Residents in eastern portions of Riverhead Town continue to live with unrelenting helicopter noise as the East Hampton-bound helicopters cross the North Fork from the Long Island Sound, Riverhead’s helicopter noise task force members told the town board last week.
There’s no relief in sight as the Federal Aviation Administration just ignores residents’ complaints, said task force chairman John Cullen.
Cullen says he’s written more than 20 letters to the FAA and has never gotten any response. The agency has been unresponsive to the complaints of elected officials and even to a legislative directive to hold public hearings on the issue, Cullen said.
“The FAA is just ignoring everything,” he said.
Cullen, who was accompanied by task force member Elaine McDuffy, said noise from low-flying helicopters disrupts residents’ quality of life.
“On Monday morning from 6:45 to 7:50 I had 14 helicopters fly over my house,” he said.
North Fork residents have been complaining about noisy skies since the adoption of a “mandatory” north shore route for helicopters in 2012, which was intended to keep helicopters over the Long Island Sound from Manhattan eastward, to quiet the skies of the north shore — in Nassau and western Suffolk, where local residents were complaining about noise. But the rule allows helicopter pilots to “transition” over the North Fork as they make their way to South Fork destinations — mostly the municipal airport in East Hampton.

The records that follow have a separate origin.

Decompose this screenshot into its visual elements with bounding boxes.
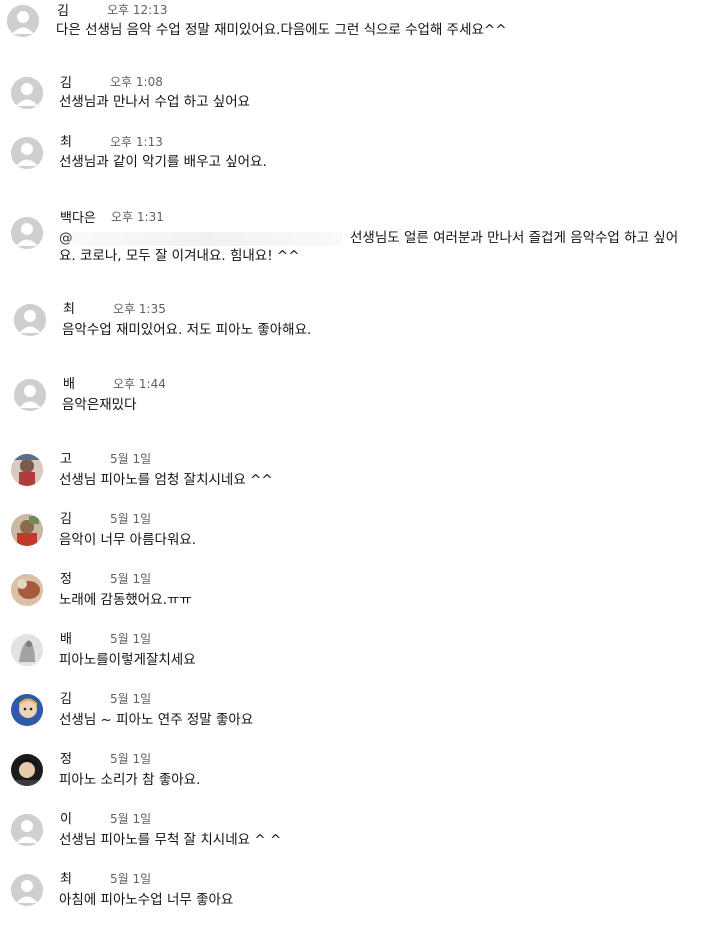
comment-author[interactable]: 최 [60, 868, 72, 887]
default-avatar-icon[interactable] [11, 874, 43, 906]
comment-author[interactable]: 배 [60, 628, 72, 647]
default-avatar-icon[interactable] [14, 304, 46, 336]
comment-author[interactable]: 고 [60, 448, 72, 467]
comment-text: 노래에 감동했어요.ㅠㅠ [59, 592, 192, 608]
comment-item: 배 5월 1일 피아노를이렇게잘치세요 [0, 627, 724, 687]
comment-text: 선생님과 같이 악기를 배우고 싶어요. [59, 154, 267, 170]
comment-text: 선생님과 만나서 수업 하고 싶어요 [59, 94, 251, 110]
comment-author[interactable]: 이 [60, 808, 72, 827]
comment-text: 아침에 피아노수업 너무 좋아요 [59, 892, 234, 908]
photo-avatar-icon[interactable] [11, 634, 43, 666]
comment-timestamp[interactable]: 오후 1:31 [111, 208, 164, 225]
comment-item: 이 5월 1일 선생님 피아노를 무척 잘 치시네요 ^ ^ [0, 807, 724, 867]
comment-timestamp[interactable]: 5월 1일 [110, 810, 151, 827]
comment-text: 선생님 ~ 피아노 연주 정말 좋아요 [59, 712, 254, 728]
photo-avatar-icon[interactable] [11, 514, 43, 546]
comment-author[interactable]: 정 [60, 748, 72, 767]
redacted-username [72, 232, 342, 246]
default-avatar-icon[interactable] [11, 77, 43, 109]
comment-timestamp[interactable]: 5월 1일 [110, 690, 151, 707]
comment-timestamp[interactable]: 오후 1:44 [113, 375, 166, 392]
comment-text: 요. 코로나, 모두 잘 이겨내요. 힘내요! ^^ [59, 248, 300, 264]
comment-item: 정 5월 1일 노래에 감동했어요.ㅠㅠ [0, 567, 724, 627]
comment-item: 최 오후 1:13 선생님과 같이 악기를 배우고 싶어요. [0, 130, 724, 200]
comment-author[interactable]: 김 [60, 508, 72, 527]
comment-item: 최 오후 1:35 음악수업 재미있어요. 저도 피아노 좋아해요. [0, 297, 724, 357]
comment-text: 다은 선생님 음악 수업 정말 재미있어요.다음에도 그런 식으로 수업해 주세… [56, 22, 507, 38]
comment-text: 선생님 피아노를 무척 잘 치시네요 ^ ^ [59, 832, 282, 848]
default-avatar-icon[interactable] [11, 814, 43, 846]
comment-item: 배 오후 1:44 음악은재밌다 [0, 372, 724, 432]
default-avatar-icon[interactable] [7, 5, 39, 37]
comment-text: 선생님 피아노를 엄청 잘치시네요 ^^ [59, 472, 273, 488]
comment-text: 음악수업 재미있어요. 저도 피아노 좋아해요. [62, 322, 312, 338]
comment-text: 피아노 소리가 참 좋아요. [59, 772, 201, 788]
comment-item: 백다은 오후 1:31 @ 선생님도 얼른 여러분과 만나서 즐겁게 음악수업 … [0, 205, 724, 285]
comment-timestamp[interactable]: 오후 1:35 [113, 300, 166, 317]
comment-item: 김 오후 12:13 다은 선생님 음악 수업 정말 재미있어요.다음에도 그런… [0, 0, 724, 60]
comment-timestamp[interactable]: 5월 1일 [110, 510, 151, 527]
comment-timestamp[interactable]: 오후 12:13 [107, 1, 167, 18]
comment-author[interactable]: 김 [60, 72, 72, 91]
comment-author[interactable]: 배 [63, 373, 75, 392]
default-avatar-icon[interactable] [11, 217, 43, 249]
comment-item: 최 5월 1일 아침에 피아노수업 너무 좋아요 [0, 867, 724, 927]
default-avatar-icon[interactable] [11, 137, 43, 169]
comment-item: 김 5월 1일 선생님 ~ 피아노 연주 정말 좋아요 [0, 687, 724, 747]
comment-text: 음악이 너무 아름다워요. [59, 532, 197, 548]
comment-author[interactable]: 백다은 [60, 207, 96, 226]
comment-timestamp[interactable]: 5월 1일 [110, 570, 151, 587]
photo-avatar-icon[interactable] [11, 754, 43, 786]
photo-avatar-icon[interactable] [11, 454, 43, 486]
photo-avatar-icon[interactable] [11, 574, 43, 606]
comment-author[interactable]: 김 [57, 0, 69, 19]
comment-timestamp[interactable]: 5월 1일 [110, 630, 151, 647]
comment-timestamp[interactable]: 5월 1일 [110, 450, 151, 467]
comment-text: 음악은재밌다 [62, 397, 137, 413]
comment-item: 김 오후 1:08 선생님과 만나서 수업 하고 싶어요 [0, 70, 724, 130]
comment-item: 김 5월 1일 음악이 너무 아름다워요. [0, 507, 724, 567]
comment-item: 고 5월 1일 선생님 피아노를 엄청 잘치시네요 ^^ [0, 447, 724, 507]
comment-text: 선생님도 얼른 여러분과 만나서 즐겁게 음악수업 하고 싶어 [350, 230, 679, 246]
photo-avatar-icon[interactable] [11, 694, 43, 726]
comment-author[interactable]: 정 [60, 568, 72, 587]
comment-timestamp[interactable]: 5월 1일 [110, 870, 151, 887]
comment-timestamp[interactable]: 5월 1일 [110, 750, 151, 767]
comment-author[interactable]: 최 [60, 131, 72, 150]
comment-text: 피아노를이렇게잘치세요 [59, 652, 196, 668]
comment-timestamp[interactable]: 오후 1:08 [110, 73, 163, 90]
default-avatar-icon[interactable] [14, 379, 46, 411]
comment-author[interactable]: 최 [63, 298, 75, 317]
comment-timestamp[interactable]: 오후 1:13 [110, 133, 163, 150]
comment-author[interactable]: 김 [60, 688, 72, 707]
comment-item: 정 5월 1일 피아노 소리가 참 좋아요. [0, 747, 724, 807]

The north shore route actually made the helicopter noise levels worse for North Fork residents by requiring pilots to stay off the coast until they got out east, with the effect of funneling all NYC-Hamptons helicopter traffic over the North Fork, according to local officials.

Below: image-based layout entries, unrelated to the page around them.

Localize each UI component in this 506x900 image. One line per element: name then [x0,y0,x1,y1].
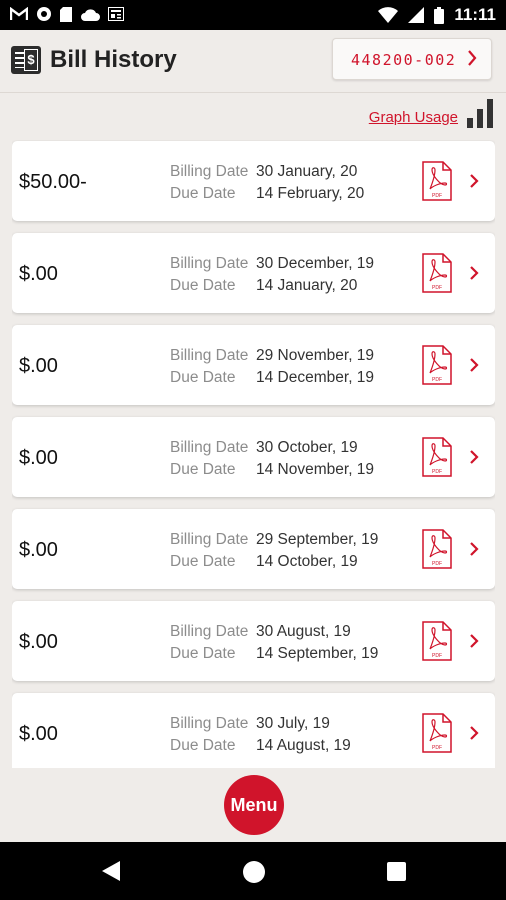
bill-amount: $.00 [19,355,58,377]
bill-amount: $50.00- [19,171,87,193]
bill-dates: Billing Date 29 November, 19 Due Date 14 D… [170,345,374,389]
status-left-icons [10,6,124,22]
chevron-right-icon[interactable] [469,265,479,281]
pdf-icon[interactable]: PDF [422,437,452,477]
chevron-right-icon[interactable] [469,541,479,557]
due-date-value: 14 August, 19 [256,737,351,754]
page-title: Bill History [50,46,177,73]
billing-date-label: Billing Date [170,347,249,364]
bar-chart-icon[interactable] [466,98,494,128]
navigation-bar [0,842,506,900]
svg-text:PDF: PDF [432,653,442,659]
due-date-value: 14 December, 19 [256,369,375,386]
pdf-icon[interactable]: PDF [422,713,452,753]
pdf-icon[interactable]: PDF [422,253,452,293]
chevron-right-icon[interactable] [469,173,479,189]
recents-icon[interactable] [387,862,406,881]
bill-amount: $.00 [19,631,58,653]
bill-card[interactable]: $.00 Billing Date 30 August, 19 Due Date 1… [12,601,495,681]
bill-card[interactable]: $.00 Billing Date 30 October, 19 Due Date… [12,417,495,497]
chevron-right-icon[interactable] [469,725,479,741]
bill-amount: $.00 [19,263,58,285]
due-date-label: Due Date [170,461,236,478]
bill-dates: Billing Date 30 January, 20 Due Date 14 Fe… [170,161,364,205]
due-date-value: 14 January, 20 [256,277,358,294]
gmail-icon [10,7,28,20]
home-icon[interactable] [243,861,265,883]
pdf-icon[interactable]: PDF [422,621,452,661]
due-date-value: 14 September, 19 [256,645,379,662]
bill-logo-icon: $ [11,46,41,74]
status-time: 11:11 [454,5,496,24]
due-date-label: Due Date [170,737,236,754]
wifi-icon [378,7,399,23]
pdf-icon[interactable]: PDF [422,161,452,201]
graph-usage-link[interactable]: Graph Usage [369,109,458,126]
due-date-label: Due Date [170,553,236,570]
menu-button[interactable]: Menu [224,775,284,835]
bill-amount: $.00 [19,539,58,561]
bill-card[interactable]: $.00 Billing Date 29 September, 19 Due Da… [12,509,495,589]
pdf-icon[interactable]: PDF [422,529,452,569]
billing-date-label: Billing Date [170,531,249,548]
cloud-icon [81,8,100,21]
news-icon [108,7,124,21]
due-date-value: 14 November, 19 [256,461,375,478]
bill-card[interactable]: $.00 Billing Date 30 July, 19 Due Date 14 … [12,693,495,768]
battery-icon [434,6,445,24]
bill-dates: Billing Date 29 September, 19 Due Date 14 … [170,529,378,573]
bill-dates: Billing Date 30 July, 19 Due Date 14 Augus… [170,713,351,757]
sd-card-icon [60,6,72,22]
bill-card[interactable]: $.00 Billing Date 30 December, 19 Due Dat… [12,233,495,313]
billing-date-value: 30 August, 19 [256,623,351,640]
account-number: 448200-002 [351,51,457,69]
pdf-icon[interactable]: PDF [422,345,452,385]
circle-icon [37,7,51,21]
signal-icon [408,7,425,23]
due-date-value: 14 October, 19 [256,553,358,570]
chevron-right-icon[interactable] [469,357,479,373]
bill-card[interactable]: $.00 Billing Date 29 November, 19 Due Dat… [12,325,495,405]
billing-date-label: Billing Date [170,715,249,732]
svg-text:PDF: PDF [432,193,442,199]
bill-amount: $.00 [19,447,58,469]
back-icon[interactable] [101,860,121,882]
chevron-right-icon[interactable] [469,633,479,649]
app-header: $ Bill History 448200-002 [0,30,506,93]
svg-text:PDF: PDF [432,745,442,751]
billing-date-label: Billing Date [170,439,249,456]
billing-date-value: 30 December, 19 [256,255,375,272]
due-date-label: Due Date [170,369,236,386]
billing-date-value: 30 January, 20 [256,163,358,180]
status-bar: 11:11 [0,0,506,30]
due-date-label: Due Date [170,277,236,294]
svg-text:PDF: PDF [432,285,442,291]
due-date-label: Due Date [170,645,236,662]
bill-amount: $.00 [19,723,58,745]
status-right-icons: 11:11 [378,5,496,25]
due-date-value: 14 February, 20 [256,185,365,202]
billing-date-value: 29 September, 19 [256,531,379,548]
billing-date-label: Billing Date [170,623,249,640]
svg-text:PDF: PDF [432,561,442,567]
bill-card[interactable]: $50.00- Billing Date 30 January, 20 Due D… [12,141,495,221]
due-date-label: Due Date [170,185,236,202]
svg-text:PDF: PDF [432,377,442,383]
bill-dates: Billing Date 30 October, 19 Due Date 14 No… [170,437,374,481]
billing-date-label: Billing Date [170,255,249,272]
chevron-right-icon[interactable] [469,449,479,465]
svg-text:PDF: PDF [432,469,442,475]
billing-date-label: Billing Date [170,163,249,180]
chevron-right-icon [468,50,477,66]
bill-dates: Billing Date 30 August, 19 Due Date 14 Sep… [170,621,378,665]
billing-date-value: 29 November, 19 [256,347,375,364]
bill-list[interactable]: $50.00- Billing Date 30 January, 20 Due D… [12,140,495,768]
billing-date-value: 30 July, 19 [256,715,330,732]
billing-date-value: 30 October, 19 [256,439,358,456]
account-selector-button[interactable]: 448200-002 [332,38,492,80]
bill-dates: Billing Date 30 December, 19 Due Date 14 J… [170,253,374,297]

North Fork residents and officials are asking the FAA to either route all South Fork-bound helicopter and sea plane traffic off the south shore over the Atlantic Ocean, or to require aircraft traveling along the north shore to stay off shore over the Long Island Sound until they are east of Orient Point.
The FAA rule imposing the north shore route was has been extended twice: for two years in 2014 and for four years in 2016. The last extension came without without any public comment period. The FAA decided to extend it on an “emergency” basis, surprising and angering elected officials. It remains in effect until August 2020.
Rep. Lee Zeldin got an amendment to the FAA funding reauthorization bill passed that required the FAA to hold public hearings on the North Shore route in the communities impacted by helicopter flights and to open a public comment period on the route.
The FAA instead held informational forums on the route and did not take public testimony, further angering residents and elected officials. Residents were invited to make comments on the rule. More than 300 comments were received, according to officials. The agency is still reviewing them and preparing responses, an FAA spokesperson said today.
The FAA said the workshop format was “consistent with the purpose of the directive, which is to get feedback from the communities affected by the New York north shore helicopter route.”
In June, N.Y. senators Charles Schumer and Kirsten Gillibrand wrote to Steve Dickson, the president’s nominee for FAA administrator, demanding he commit to addressing helicopter noise before the Senate considered his nomination. The senators were “not happy” with the response they got from the nominee, according to Cullen, who said he’d met with staff members of both senators about the issue in July.
Dickson was confirmed by the Senate July 24 in a party-line vote. But the Democrats’ opposition to Dickson had nothing to do with helicopter flight paths. Dickson, who retired in 2018 at Delta Airlines’ senior Vice President of flight operations, faced scrutiny in the confirmation process over allegations that the airline retaliated against a safety whistleblower while he was a top safety official in the company. The federal agency is currently dealing with questions about its delegation of aircraft approval and inspection work to aircraft manufacturers — something mandated by Congress. The process is under closer scrutiny following the two deadly crashes of Boeing 737 Max aircraft and questions about the approval of the new planes which were found to have dangerous flaws in their automated flight control system.
The FAA had been without a permanent leader since former administrator Michael Huerta’s five-year term ended in January 2018.
Riverhead’s task force members and elected officials are exasperated by the ongoing noise issues and the lack of action by federal regulators to bring relief to Riverhead residents.
Cullen asked the board if the town could ban flights over the Northville tanks for safety and security reasons.
“The whole point of this is we have no control over the sky,” Supervisor Laura Jens-Smith said on Thursday. “That is the purview of the FAA.”
But regulators took action that brought relief to people in Queens and Southold, Cullen said.
“If they’re willing to help the people in Queens, if they’re willing to help the people in Southold, why aren’t they willing to help the people in Riverhead?” he asked.
Town Board members agreed to write to Schumer and Gillibrand asking them to continue to press for changes to the route with the new FAA administrator.
“It’s important that people log in and report these helicopters,” Councilwoman Catherine Kent said, referring to the Town of East Hampton’s airport noise complaint webpage.
Complaints can also be made to the Town of East Hampton aircraft noise complaint hotline: 1-800-376-4817.
Information on how to register a complaint with the FAA and elected officials is posted on the Riverhead Town website.
The website planefinder.net offers information on all flights, including aircraft number, point of departure, destination and altitude, as well as real-time tracking.